In the early stages, Aricept is commonly prescribed. From everything I have read and heard, it’s efficacy is limited. I believe that this is because by the time most people are diagnosed with dementias and Alzheimer’s Disease, they are already beyond the early stages of the diseases.
I would caution all of us as caregivers to make sure our loved ones are not over-medicated. Many of the anti-psychotics and anti-anxiety drugs can anesthetize our loved ones to an almost-coma-like state, which is not what we or they want or need.
We are their advocates. We are the only people who can fight for our loved ones medically. We have a responsibility to make sure our loved ones suffering from dementias and Alzheimer’s Disease have the best quality of life they can have for as long as they can have it. This is our obligation to them.
So unless anti-anxiety drugs are absolutely necessary and unless morphine and its derivatives and cousins are absolutely necessary, please don’t give them. They deprive our loved ones and they deprive us of quality time in the face of these terminal diseases. Nobody wants that.

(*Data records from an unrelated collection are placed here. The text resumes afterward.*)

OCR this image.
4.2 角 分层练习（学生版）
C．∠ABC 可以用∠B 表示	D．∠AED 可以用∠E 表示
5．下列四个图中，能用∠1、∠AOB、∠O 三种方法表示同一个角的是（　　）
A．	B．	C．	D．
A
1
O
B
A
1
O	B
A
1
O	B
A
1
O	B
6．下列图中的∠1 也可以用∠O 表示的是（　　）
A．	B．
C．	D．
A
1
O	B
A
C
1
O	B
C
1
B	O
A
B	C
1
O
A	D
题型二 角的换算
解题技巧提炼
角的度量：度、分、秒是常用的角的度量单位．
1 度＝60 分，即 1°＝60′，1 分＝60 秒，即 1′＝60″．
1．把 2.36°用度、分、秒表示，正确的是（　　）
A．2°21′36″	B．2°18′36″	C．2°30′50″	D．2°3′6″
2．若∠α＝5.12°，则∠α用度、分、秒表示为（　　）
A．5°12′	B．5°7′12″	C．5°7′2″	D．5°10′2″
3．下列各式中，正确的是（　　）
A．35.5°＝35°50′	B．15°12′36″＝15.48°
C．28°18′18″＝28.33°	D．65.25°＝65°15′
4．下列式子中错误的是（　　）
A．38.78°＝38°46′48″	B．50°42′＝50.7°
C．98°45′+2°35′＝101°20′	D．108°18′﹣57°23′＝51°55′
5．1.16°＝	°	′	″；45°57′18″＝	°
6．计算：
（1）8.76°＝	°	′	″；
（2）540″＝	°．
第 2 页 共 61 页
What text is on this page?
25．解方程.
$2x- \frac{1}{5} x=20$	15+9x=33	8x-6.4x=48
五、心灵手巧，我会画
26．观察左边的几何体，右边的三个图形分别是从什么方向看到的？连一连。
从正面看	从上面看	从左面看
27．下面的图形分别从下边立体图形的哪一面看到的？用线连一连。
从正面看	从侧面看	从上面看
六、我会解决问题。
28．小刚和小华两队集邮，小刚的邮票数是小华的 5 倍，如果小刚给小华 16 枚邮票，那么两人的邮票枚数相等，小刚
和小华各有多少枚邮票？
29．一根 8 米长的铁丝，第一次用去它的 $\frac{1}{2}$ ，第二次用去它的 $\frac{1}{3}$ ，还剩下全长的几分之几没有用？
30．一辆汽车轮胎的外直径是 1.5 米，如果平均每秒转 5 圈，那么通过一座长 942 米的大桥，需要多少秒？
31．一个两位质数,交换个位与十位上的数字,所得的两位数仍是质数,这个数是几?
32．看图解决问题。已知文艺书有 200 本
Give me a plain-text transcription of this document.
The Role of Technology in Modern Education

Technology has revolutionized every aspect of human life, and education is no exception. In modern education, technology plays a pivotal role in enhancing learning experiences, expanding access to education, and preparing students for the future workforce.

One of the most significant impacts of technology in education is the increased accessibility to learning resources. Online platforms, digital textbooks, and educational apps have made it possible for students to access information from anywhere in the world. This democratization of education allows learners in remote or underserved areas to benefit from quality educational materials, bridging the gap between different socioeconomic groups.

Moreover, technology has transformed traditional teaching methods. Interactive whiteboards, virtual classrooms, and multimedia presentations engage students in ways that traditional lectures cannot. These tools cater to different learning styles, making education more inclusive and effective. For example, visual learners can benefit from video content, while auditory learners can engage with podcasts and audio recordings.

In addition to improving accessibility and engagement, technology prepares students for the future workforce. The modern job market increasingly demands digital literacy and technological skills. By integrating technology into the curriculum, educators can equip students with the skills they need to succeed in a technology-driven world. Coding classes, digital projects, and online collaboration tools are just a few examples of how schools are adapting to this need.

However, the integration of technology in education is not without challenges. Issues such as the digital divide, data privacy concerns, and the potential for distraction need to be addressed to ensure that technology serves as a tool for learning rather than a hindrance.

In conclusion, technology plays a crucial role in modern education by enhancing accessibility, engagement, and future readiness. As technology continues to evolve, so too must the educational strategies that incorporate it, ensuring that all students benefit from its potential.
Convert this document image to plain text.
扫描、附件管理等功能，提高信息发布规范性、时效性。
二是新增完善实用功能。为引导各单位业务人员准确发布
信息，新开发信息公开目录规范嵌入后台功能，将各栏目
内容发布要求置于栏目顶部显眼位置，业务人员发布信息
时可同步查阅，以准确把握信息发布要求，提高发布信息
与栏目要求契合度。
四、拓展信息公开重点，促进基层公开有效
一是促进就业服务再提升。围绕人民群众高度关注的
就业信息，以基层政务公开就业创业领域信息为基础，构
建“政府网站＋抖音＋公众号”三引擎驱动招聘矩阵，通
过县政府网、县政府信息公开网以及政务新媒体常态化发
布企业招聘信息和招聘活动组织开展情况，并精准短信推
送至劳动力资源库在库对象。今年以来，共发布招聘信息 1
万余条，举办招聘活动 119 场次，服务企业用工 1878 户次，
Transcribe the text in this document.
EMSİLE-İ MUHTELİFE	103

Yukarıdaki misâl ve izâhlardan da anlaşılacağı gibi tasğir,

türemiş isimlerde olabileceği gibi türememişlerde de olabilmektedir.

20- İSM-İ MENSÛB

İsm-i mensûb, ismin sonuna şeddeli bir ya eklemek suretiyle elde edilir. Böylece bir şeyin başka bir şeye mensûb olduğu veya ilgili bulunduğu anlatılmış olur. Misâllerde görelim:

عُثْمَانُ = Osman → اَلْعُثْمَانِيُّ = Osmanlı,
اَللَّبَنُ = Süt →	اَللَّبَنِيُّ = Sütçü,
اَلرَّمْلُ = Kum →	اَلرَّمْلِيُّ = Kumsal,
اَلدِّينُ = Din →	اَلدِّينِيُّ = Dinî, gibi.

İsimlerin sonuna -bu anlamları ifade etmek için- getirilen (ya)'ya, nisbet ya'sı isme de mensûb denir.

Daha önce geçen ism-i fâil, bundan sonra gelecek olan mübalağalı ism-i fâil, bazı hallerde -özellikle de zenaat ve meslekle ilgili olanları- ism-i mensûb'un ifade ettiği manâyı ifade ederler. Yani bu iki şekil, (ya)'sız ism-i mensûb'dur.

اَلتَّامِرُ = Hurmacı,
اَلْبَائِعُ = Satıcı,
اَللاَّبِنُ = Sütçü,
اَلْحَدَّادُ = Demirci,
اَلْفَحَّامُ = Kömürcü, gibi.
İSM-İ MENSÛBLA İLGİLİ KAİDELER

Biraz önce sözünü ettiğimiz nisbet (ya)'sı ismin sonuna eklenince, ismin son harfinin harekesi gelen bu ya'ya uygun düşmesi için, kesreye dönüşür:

There are medications that I haven’t talked about in this post. If you want to know about any medications that your loved ones may be taking, please comment here or email me at email@example.com. I’ve researched many, if not all, the medications used to deal with the symptoms of these diseases, so I’ll be happy to help you with any questions you may have.
I identified with this post in a way that I can’t really put into words, but I know two things specifically echoed my own experiences.
One was how our loved ones seem to become invisible as they lose their ability to recognize, communicate, and respond in tangible ways with most people. Touch, as the author points out, is huge. Hugs, kisses, putting my arms around her shoulders, and holding her hands a lot were how my mom and I stayed connected, more so after the dementias and Alzheimer’s Disease, than before.
And the other is one that has long been a principle for me. Quantity (of life) doesn’t matter if there is no quality. It’s why I’ve had a no-extraordinatry-measures living will and DNR since I was in my early 20’s and why Mama did the same for herself after Daddy died.
Medicine can give us time, but it will never be able to give you the intangibles of “good,” “healthy,” “sound,” or “well.”